These last few days have been pretty trying if I do say so myself. I under went a thyroidectomy 4 days ago to treat a rather large goiter that was growing in my neck. I have talked about my health pretty openly on this blog so in case you ever want to catch up; simply click the Health option on the menu of my site.
I’ve been in the bed resting up and allowing my body to heal and adjust to the new life long medication I will be on. I will talk about that in another post though because amazingly enough I have something else on my mind today. Having all this time to lay around and think has given me an opportunity to make some decisions mentally and now I’m ready to share them out loud.
A few months ago I took the dive to include plus size fashion blogging on my site. I have developed a passion for fashion so to speak over the years and at my husband’s urging; felt like I should share it with my readers because my blog is supposed to be representative of who I am. I’ve enjoyed sharing my thoughts, my outfits and my ideas with my readers and even going to some events to cover such topics.
Suddenly, a whole different world of blogging opened up to me. Different viewers, other bloggers, different avenues to make revenue etc. It’s almost been a culture shock in a way. I’ve begun to receive invitations to different things, different start up brands are reaching out to talk brand affiliation and repping their stuff. Social media has been a whirlwind of follows and likes and there is literally social circles of bloggers and “influencers” and I am simply amazed!
But I am also simply not interested.
Everything seems so calculated. These women, they have built brands literally from Instagram posts and an intense amount of social media networking. I respect their brilliance, I respect their drive, their tenacity and their ambition…I respect it so much that I know I want to leave it to them.
Would I love to make blogging my full time job? Absolutely! Who doesn’t want to get paid to do what they love? I love writing and it’s the best way I know how to express myself. However, I don’t only love writing about fashion. I love writing about my journey with mental health, being a mom, being a wife and all the things I’ve learned along the way in this thing called life.
I don’t like the pressure of feeling the only way to be a great blogger is to be seen on some “scene”, for every moment to be a photo op, for the ability to make money be more about how much traffic is on your social media pages and how many likes a photo can garner. I don’t care about algorithms, or what part of the day is the best part of the day to post, or how much shoulder rubbing I can do to try and reach some made up level of success.
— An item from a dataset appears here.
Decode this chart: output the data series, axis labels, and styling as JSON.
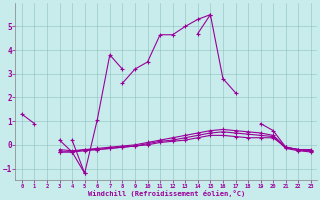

I just want to write. I just want to get dressed, look nice, share it with some ladies and hopefully inspire someone to try something different. I want to talk about the unflattering parts of parenting and marriage, I want to share the things I’ve gone through because I know there is someone somewhere who is going through some of those things too.
I just want to be me and do things the way that I want to do them and not worry about “the rules”. I recognize that I am never going to be the person who plays by the “politics” of things just because I’m supposed to.
Sorry if I’ve misled any of you along the way.
I’m still gonna blog about fashion, but I’m also still gonna blog about the mundane aspects of my life too. Whatever brought you to my blog, I hope it’s enough to make you continue to comeback. If it’s not, that’s cool too.